On one bank you see trees, and a pathway running between the trees and the river. The trees are diverse. They are different species, different shapes, and different colours. For me they represent diversity and a “natural” habitat. You could argue they represent “wildness” – that universal force which continuously strives for growth, difference and diversity. It’s a “multiplicity”, not a “mono-culture”.
On the other bank you see houses, hotels and offices. This is the built environment. It is planned, constructed and ordered. Yes, I agree, the buildings are not all the same, and there is a saving grace in the Kyoto architecture. In some parts of other cities the buildings really are “cookie cutter” in their shape and construction. Let’s say this represents a second universal force – that which organises and builds.
Thomas Berry, in his “The Great Work”, describes these two forces beautifully and points out that an excess of “wildness” produces destruction, chaos and disorder….things can fall apart, whilst an excess of “discipline” produces too tight limits, narrow boundaries and a level of organisation which makes life impossible. I see this story represented in this photo.

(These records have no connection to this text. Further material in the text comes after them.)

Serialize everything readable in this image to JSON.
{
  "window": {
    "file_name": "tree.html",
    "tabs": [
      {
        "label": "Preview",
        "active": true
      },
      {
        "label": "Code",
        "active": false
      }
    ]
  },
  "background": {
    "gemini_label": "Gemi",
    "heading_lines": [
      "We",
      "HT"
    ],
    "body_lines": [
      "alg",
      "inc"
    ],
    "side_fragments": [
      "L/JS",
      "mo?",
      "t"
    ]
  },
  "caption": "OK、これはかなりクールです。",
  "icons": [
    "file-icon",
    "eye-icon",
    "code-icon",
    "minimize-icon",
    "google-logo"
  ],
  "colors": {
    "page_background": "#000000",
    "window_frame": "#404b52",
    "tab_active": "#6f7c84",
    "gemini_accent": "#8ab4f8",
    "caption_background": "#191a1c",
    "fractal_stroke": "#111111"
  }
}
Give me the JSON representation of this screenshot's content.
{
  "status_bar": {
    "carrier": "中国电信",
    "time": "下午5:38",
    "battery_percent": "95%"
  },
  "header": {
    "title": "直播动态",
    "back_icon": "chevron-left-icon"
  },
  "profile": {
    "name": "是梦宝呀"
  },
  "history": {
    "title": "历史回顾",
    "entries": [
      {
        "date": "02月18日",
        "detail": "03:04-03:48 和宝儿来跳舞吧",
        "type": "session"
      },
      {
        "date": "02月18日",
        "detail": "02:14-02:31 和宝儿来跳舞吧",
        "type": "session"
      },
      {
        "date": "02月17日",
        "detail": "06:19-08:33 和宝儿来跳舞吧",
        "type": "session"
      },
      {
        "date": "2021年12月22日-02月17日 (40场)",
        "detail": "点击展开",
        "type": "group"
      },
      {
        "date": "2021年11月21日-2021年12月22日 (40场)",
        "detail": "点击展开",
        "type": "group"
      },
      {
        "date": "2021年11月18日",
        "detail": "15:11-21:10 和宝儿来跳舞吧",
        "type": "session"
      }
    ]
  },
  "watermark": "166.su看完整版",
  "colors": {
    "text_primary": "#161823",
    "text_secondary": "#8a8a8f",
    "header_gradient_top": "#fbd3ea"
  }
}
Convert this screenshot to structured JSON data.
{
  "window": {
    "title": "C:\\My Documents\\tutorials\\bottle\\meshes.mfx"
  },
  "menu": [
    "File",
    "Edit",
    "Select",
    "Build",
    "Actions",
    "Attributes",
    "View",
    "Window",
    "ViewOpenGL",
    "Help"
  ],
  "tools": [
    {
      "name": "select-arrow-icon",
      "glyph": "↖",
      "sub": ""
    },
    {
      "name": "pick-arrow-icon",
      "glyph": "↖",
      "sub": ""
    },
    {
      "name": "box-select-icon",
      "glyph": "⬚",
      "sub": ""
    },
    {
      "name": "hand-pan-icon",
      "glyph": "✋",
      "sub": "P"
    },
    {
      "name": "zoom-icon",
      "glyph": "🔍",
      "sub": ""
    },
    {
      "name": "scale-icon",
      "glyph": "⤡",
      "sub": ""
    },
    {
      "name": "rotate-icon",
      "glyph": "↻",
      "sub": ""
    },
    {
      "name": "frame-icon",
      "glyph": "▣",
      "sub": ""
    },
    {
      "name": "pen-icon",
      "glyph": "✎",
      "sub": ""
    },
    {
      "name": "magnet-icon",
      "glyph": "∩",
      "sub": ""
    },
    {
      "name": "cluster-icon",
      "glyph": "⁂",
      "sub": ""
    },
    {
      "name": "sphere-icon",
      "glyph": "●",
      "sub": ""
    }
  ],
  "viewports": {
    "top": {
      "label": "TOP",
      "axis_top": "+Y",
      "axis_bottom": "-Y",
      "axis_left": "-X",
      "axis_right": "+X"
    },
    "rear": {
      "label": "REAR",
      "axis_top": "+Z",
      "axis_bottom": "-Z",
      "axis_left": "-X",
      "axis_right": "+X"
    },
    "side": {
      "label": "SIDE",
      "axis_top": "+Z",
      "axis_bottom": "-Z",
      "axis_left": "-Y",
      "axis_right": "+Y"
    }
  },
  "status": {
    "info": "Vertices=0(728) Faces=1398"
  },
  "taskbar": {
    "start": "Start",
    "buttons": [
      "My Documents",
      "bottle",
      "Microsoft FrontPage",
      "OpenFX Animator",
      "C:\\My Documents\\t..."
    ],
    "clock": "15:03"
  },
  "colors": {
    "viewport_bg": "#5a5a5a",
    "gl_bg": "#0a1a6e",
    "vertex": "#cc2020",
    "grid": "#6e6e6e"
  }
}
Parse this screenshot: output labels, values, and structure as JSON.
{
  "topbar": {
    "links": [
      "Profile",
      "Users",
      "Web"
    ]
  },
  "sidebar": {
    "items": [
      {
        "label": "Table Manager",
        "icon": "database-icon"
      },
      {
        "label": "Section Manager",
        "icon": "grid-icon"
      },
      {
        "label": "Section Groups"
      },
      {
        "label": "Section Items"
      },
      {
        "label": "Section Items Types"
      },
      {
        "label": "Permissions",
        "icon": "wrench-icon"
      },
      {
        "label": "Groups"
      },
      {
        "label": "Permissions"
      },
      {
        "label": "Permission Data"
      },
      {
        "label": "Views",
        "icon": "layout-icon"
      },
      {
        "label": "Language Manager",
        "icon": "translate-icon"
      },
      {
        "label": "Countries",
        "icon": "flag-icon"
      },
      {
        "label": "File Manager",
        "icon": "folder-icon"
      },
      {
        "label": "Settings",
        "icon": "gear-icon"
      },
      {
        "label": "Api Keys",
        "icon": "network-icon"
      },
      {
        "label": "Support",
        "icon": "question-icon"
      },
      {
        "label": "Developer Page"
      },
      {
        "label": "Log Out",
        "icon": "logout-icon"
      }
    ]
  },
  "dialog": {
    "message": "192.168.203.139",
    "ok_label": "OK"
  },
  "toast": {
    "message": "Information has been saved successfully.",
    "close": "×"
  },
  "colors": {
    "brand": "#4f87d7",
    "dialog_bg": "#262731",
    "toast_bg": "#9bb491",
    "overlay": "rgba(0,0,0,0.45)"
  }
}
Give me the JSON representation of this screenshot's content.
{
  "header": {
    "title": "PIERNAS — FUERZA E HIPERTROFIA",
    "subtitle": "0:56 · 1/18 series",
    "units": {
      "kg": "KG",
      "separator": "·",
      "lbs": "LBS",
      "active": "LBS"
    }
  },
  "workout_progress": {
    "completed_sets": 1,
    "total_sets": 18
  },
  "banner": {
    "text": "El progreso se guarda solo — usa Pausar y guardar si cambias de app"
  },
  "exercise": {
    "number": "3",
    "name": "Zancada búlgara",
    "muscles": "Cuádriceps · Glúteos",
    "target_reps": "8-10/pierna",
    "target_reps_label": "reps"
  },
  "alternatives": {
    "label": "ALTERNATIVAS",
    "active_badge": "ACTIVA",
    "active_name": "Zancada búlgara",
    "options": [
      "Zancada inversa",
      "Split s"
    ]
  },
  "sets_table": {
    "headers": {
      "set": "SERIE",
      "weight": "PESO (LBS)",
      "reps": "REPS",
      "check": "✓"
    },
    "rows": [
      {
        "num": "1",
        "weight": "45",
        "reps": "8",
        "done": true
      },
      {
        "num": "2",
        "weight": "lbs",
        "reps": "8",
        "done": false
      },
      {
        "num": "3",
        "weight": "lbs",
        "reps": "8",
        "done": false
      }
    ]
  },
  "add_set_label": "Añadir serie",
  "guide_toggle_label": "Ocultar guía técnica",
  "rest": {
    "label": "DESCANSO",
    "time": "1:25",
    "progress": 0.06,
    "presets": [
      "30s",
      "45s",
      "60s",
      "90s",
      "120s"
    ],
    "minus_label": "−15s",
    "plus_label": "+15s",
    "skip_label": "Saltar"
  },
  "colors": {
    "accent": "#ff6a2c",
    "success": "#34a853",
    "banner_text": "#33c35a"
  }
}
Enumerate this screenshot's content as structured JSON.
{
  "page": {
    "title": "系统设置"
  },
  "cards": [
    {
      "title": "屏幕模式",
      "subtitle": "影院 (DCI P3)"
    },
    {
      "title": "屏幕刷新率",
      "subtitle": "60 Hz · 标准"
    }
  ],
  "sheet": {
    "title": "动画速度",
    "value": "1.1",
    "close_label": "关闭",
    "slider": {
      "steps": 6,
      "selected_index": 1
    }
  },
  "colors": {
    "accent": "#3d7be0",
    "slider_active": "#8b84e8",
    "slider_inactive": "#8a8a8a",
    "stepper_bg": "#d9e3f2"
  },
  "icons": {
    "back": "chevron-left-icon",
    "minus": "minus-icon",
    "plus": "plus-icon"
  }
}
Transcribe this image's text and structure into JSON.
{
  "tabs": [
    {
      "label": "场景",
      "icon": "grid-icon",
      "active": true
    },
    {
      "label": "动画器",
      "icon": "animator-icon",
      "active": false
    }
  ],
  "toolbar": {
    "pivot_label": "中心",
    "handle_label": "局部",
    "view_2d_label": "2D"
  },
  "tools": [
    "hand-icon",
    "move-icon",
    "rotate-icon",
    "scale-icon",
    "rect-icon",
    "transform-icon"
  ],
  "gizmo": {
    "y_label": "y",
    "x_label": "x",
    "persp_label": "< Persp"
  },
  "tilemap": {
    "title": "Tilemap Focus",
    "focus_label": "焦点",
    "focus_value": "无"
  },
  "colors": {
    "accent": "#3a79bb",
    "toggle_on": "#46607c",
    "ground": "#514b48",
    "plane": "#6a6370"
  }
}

Right down the middle of these two forces we see a calm, harmonious, “integrated”, flowing river. This is the “sweet spot”, that place where the interplay of these two great forces produces both Life and beauty. In this photo, there is even a bridge connecting the two. The bridge is a connector, and it’s through the creation of “mutually beneficial bonds between well differentiated parts” that we experience “integration”, harmony and growth.
You can think of a life journey sailing down this river, sometimes veering off towards more organisation, and sometimes off to the other bank to find diversity and wildness. As we navigate our way between these two opposites, we experience a full life, a rich life, a life of depth, meaning and purpose, a life of beauty and joy.
The final thing I’d say about the universal lesson I see in this photo is that it encourages us to appreciate the “whole”, not to judge one bank as “good” and the other as “bad”. After all, if we only had one bank, we wouldn’t have a river……we wouldn’t have a life.